40 electrolux user guide
5. BBQ chicken
Tips
Remove any offal parts from inside the chicken, wash chicken under cold running water then dry with paper towel. Seasoning (stuffing) may be placed inside bird to give a nice flavour. A dry seasoning mix can be sprinkled over the outside of the bird.
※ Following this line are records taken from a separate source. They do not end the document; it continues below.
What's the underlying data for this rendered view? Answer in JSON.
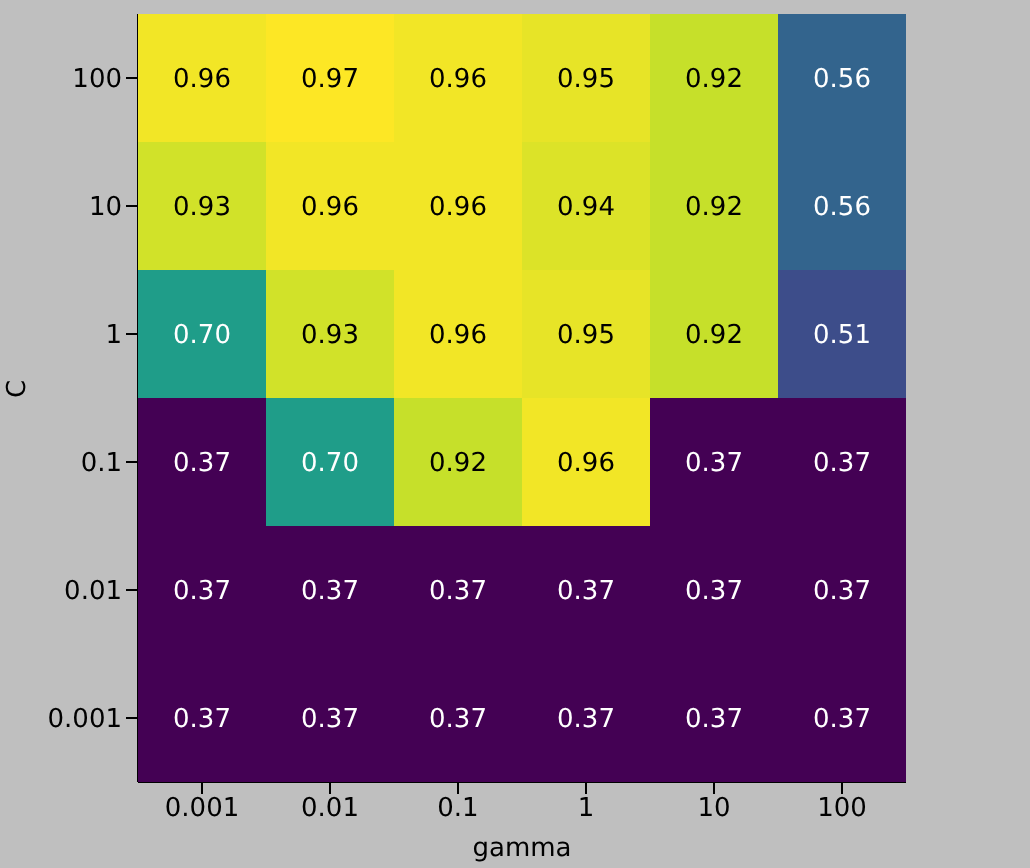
{
  "chart_data": {
    "type": "heatmap",
    "xlabel": "gamma",
    "ylabel": "C",
    "categories": [
      "0.001",
      "0.01",
      "0.1",
      "1",
      "10",
      "100"
    ],
    "y_categories": [
      "100",
      "10",
      "1",
      "0.1",
      "0.01",
      "0.001"
    ],
    "cells": [
      [
        0.96,
        0.97,
        0.96,
        0.95,
        0.92,
        0.56
      ],
      [
        0.93,
        0.96,
        0.96,
        0.94,
        0.92,
        0.56
      ],
      [
        0.7,
        0.93,
        0.96,
        0.95,
        0.92,
        0.51
      ],
      [
        0.37,
        0.7,
        0.92,
        0.96,
        0.37,
        0.37
      ],
      [
        0.37,
        0.37,
        0.37,
        0.37,
        0.37,
        0.37
      ],
      [
        0.37,
        0.37,
        0.37,
        0.37,
        0.37,
        0.37
      ]
    ],
    "cell_labels": [
      [
        "0.96",
        "0.97",
        "0.96",
        "0.95",
        "0.92",
        "0.56"
      ],
      [
        "0.93",
        "0.96",
        "0.96",
        "0.94",
        "0.92",
        "0.56"
      ],
      [
        "0.70",
        "0.93",
        "0.96",
        "0.95",
        "0.92",
        "0.51"
      ],
      [
        "0.37",
        "0.70",
        "0.92",
        "0.96",
        "0.37",
        "0.37"
      ],
      [
        "0.37",
        "0.37",
        "0.37",
        "0.37",
        "0.37",
        "0.37"
      ],
      [
        "0.37",
        "0.37",
        "0.37",
        "0.37",
        "0.37",
        "0.37"
      ]
    ]
  }
}
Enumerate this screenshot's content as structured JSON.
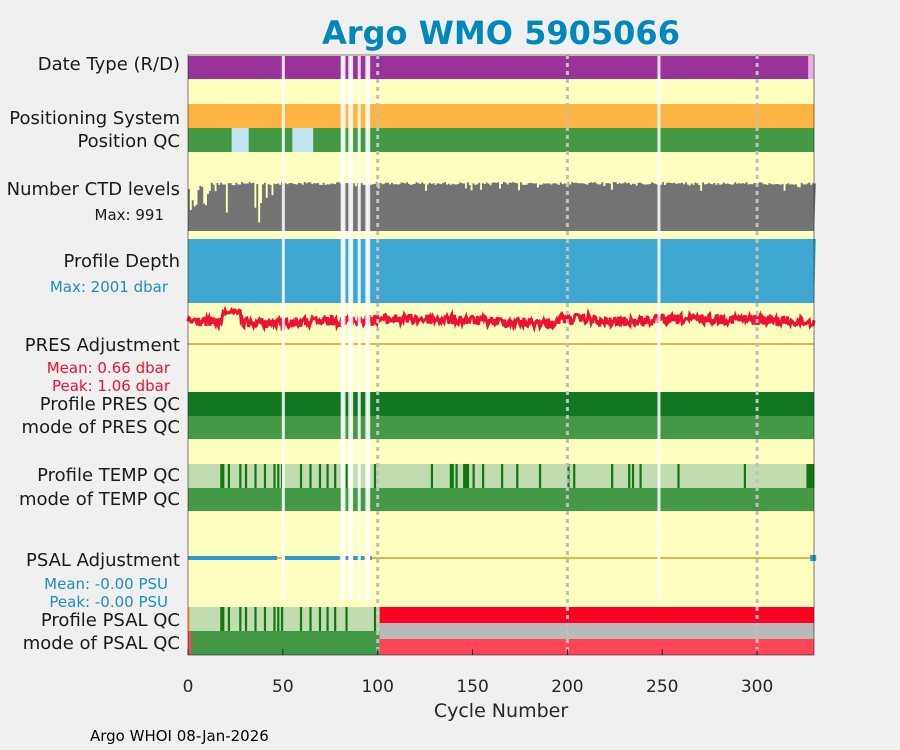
{
  "chart_data": {
    "type": "timeline",
    "title": "Argo WMO 5905066",
    "xlabel": "Cycle Number",
    "xlim": [
      0,
      330
    ],
    "xticks": [
      0,
      50,
      100,
      150,
      200,
      250,
      300
    ],
    "footer": "Argo WHOI 08-Jan-2026",
    "row_labels": {
      "date_type": "Date Type (R/D)",
      "positioning": "Positioning System",
      "position_qc": "Position QC",
      "ctd_levels": "Number CTD levels",
      "ctd_max": "Max: 991",
      "profile_depth": "Profile Depth",
      "depth_max": "Max: 2001 dbar",
      "pres_adj": "PRES Adjustment",
      "pres_mean": "Mean: 0.66 dbar",
      "pres_peak": "Peak: 1.06 dbar",
      "pres_qc": "Profile PRES QC",
      "pres_mode": "mode of PRES QC",
      "temp_qc": "Profile TEMP QC",
      "temp_mode": "mode of TEMP QC",
      "psal_adj": "PSAL Adjustment",
      "psal_mean": "Mean: -0.00 PSU",
      "psal_peak": "Peak: -0.00 PSU",
      "psal_qc": "Profile PSAL QC",
      "psal_mode": "mode of PSAL QC"
    },
    "missing_cycles": [
      50,
      81,
      82,
      85,
      86,
      90,
      94,
      95,
      248
    ],
    "date_type": {
      "realtime_until": 327,
      "delayed_from": 327
    },
    "position_qc_gaps": [
      [
        23,
        32
      ],
      [
        55,
        66
      ]
    ],
    "max_ctd_levels": 991,
    "max_depth_dbar": 2001,
    "pres_adjustment": {
      "mean": 0.66,
      "peak": 1.06
    },
    "psal_adjustment": {
      "mean": -0.0,
      "peak": -0.0
    },
    "temp_qc_flag_cycles": [
      17,
      18,
      21,
      27,
      30,
      35,
      40,
      45,
      47,
      49,
      59,
      64,
      69,
      73,
      77,
      83,
      98,
      128,
      138,
      139,
      141,
      145,
      146,
      147,
      150,
      155,
      165,
      173,
      185,
      200,
      203,
      223,
      232,
      234,
      238,
      258,
      293,
      326,
      327,
      328,
      329
    ],
    "psal_qc_bad_from": 101,
    "colors": {
      "background": "#ffffc0",
      "realtime": "#993399",
      "delayed": "#e6b3e6",
      "positioning": "#ffb340",
      "qc_good": "#449944",
      "qc_pres_dark": "#117722",
      "qc_light": "#c1dcb0",
      "qc_flag": "#117711",
      "qc_gap": "#c0e4f0",
      "ctd_bars": "#737373",
      "depth_bars": "#40a8d0",
      "pres_line": "#ee1133",
      "psal_line": "#3399cc",
      "adj_ref": "#e6b34d",
      "psal_bad": "#ff0022",
      "psal_grey": "#b9b9b9",
      "psal_mode_bad": "#ff4455",
      "title": "#0088bb",
      "pres_text": "#ee1133",
      "psal_text": "#1a8fc0"
    }
  }
}
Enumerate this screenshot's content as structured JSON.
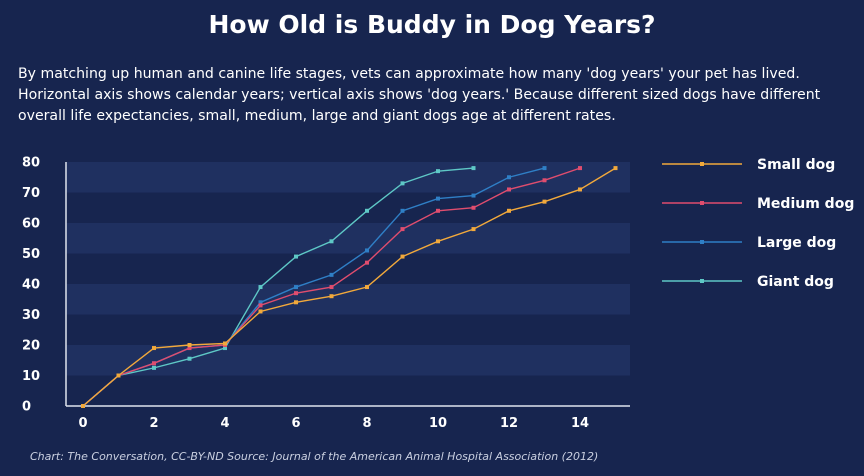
{
  "title": "How Old is Buddy in Dog Years?",
  "subtitle": "By matching up human and canine life stages, vets can approximate how many 'dog years' your pet has lived. Horizontal axis shows calendar years; vertical axis shows 'dog years.' Because different sized dogs have different overall life expectancies, small, medium, large and giant dogs age at different rates.",
  "source": "Chart: The Conversation, CC-BY-ND Source: Journal of the American Animal Hospital Association (2012)",
  "colors": {
    "background": "#17254f",
    "band": "#1f3060",
    "axis": "#dfe4ee"
  },
  "chart_data": {
    "type": "line",
    "xlim": [
      0,
      15
    ],
    "ylim": [
      0,
      80
    ],
    "x_ticks": [
      0,
      2,
      4,
      6,
      8,
      10,
      12,
      14
    ],
    "y_ticks": [
      0,
      10,
      20,
      30,
      40,
      50,
      60,
      70,
      80
    ],
    "grid": "horizontal bands",
    "legend_position": "right",
    "series": [
      {
        "name": "Small dog",
        "color": "#f2a93b",
        "x": [
          0,
          1,
          2,
          3,
          4,
          5,
          6,
          7,
          8,
          9,
          10,
          11,
          12,
          13,
          14,
          15
        ],
        "y": [
          0,
          10,
          19,
          20,
          20.5,
          31,
          34,
          36,
          39,
          49,
          54,
          58,
          64,
          67,
          71,
          78
        ]
      },
      {
        "name": "Medium dog",
        "color": "#e04d6e",
        "x": [
          0,
          1,
          2,
          3,
          4,
          5,
          6,
          7,
          8,
          9,
          10,
          11,
          12,
          13,
          14
        ],
        "y": [
          0,
          10,
          14,
          19,
          20,
          33,
          37,
          39,
          47,
          58,
          64,
          65,
          71,
          74,
          78
        ]
      },
      {
        "name": "Large dog",
        "color": "#2f7fc6",
        "x": [
          0,
          1,
          2,
          3,
          4,
          5,
          6,
          7,
          8,
          9,
          10,
          11,
          12,
          13
        ],
        "y": [
          0,
          10,
          14,
          19,
          20,
          34,
          39,
          43,
          51,
          64,
          68,
          69,
          75,
          78
        ]
      },
      {
        "name": "Giant dog",
        "color": "#5ec8c6",
        "x": [
          0,
          1,
          2,
          3,
          4,
          5,
          6,
          7,
          8,
          9,
          10,
          11
        ],
        "y": [
          0,
          10,
          12.5,
          15.5,
          19,
          39,
          49,
          54,
          64,
          73,
          77,
          78
        ]
      }
    ]
  }
}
Place on “Chicken Grids” or standard GN 1/1 stainless steel wire grids back side down
Suggested Seasoning recipe
per bird of approx. 1.3 kg weight.
•30 gm finely chopped onion
•150 gm sliced white bread cut into 1cm square pieces without the crust, lay the sliced bread out individually on the bench to let it dry
a little - this makes it easier to cut.
•100 gm chicken livers - cleaned and sliced.
•1/4 teaspoon dry thyme
•1/4 teaspoon dry sage
•1/4 teaspoon ground black pepper
•1/2 teaspoon fine grain salt
•1/2 bay leaf broken into pieces
•2 teaspoons fresh chopped parsley
•75 gm salted butter
•100 ml milk
Cooking cycle suggestion
Phase 1
190 °C
10% humidity, for 10’
Phase 2
175 °C
40% humidity, for 10’
Phase 3
180 °C
30% humidity, for 10’
Phase 4
175 °C
10% humidity, for 5’
Phase 5
190 °C
Vent open
Core Probe
82 °C
Method
Melt butter in sauté pan over medium heat, add onion and cook without colour, stir with wooden spoon until onion is “transparent”.
Add chicken livers and cook until lightly browned but not cooked all the way through then add all the herbs, salt, pepper and bread. Mix together then lastly add the milk. Allow to cool so it’s easier to handle. The stuffing can be made in advance and kept after in an air – tight container in the refrigerator for 3 days prior to using.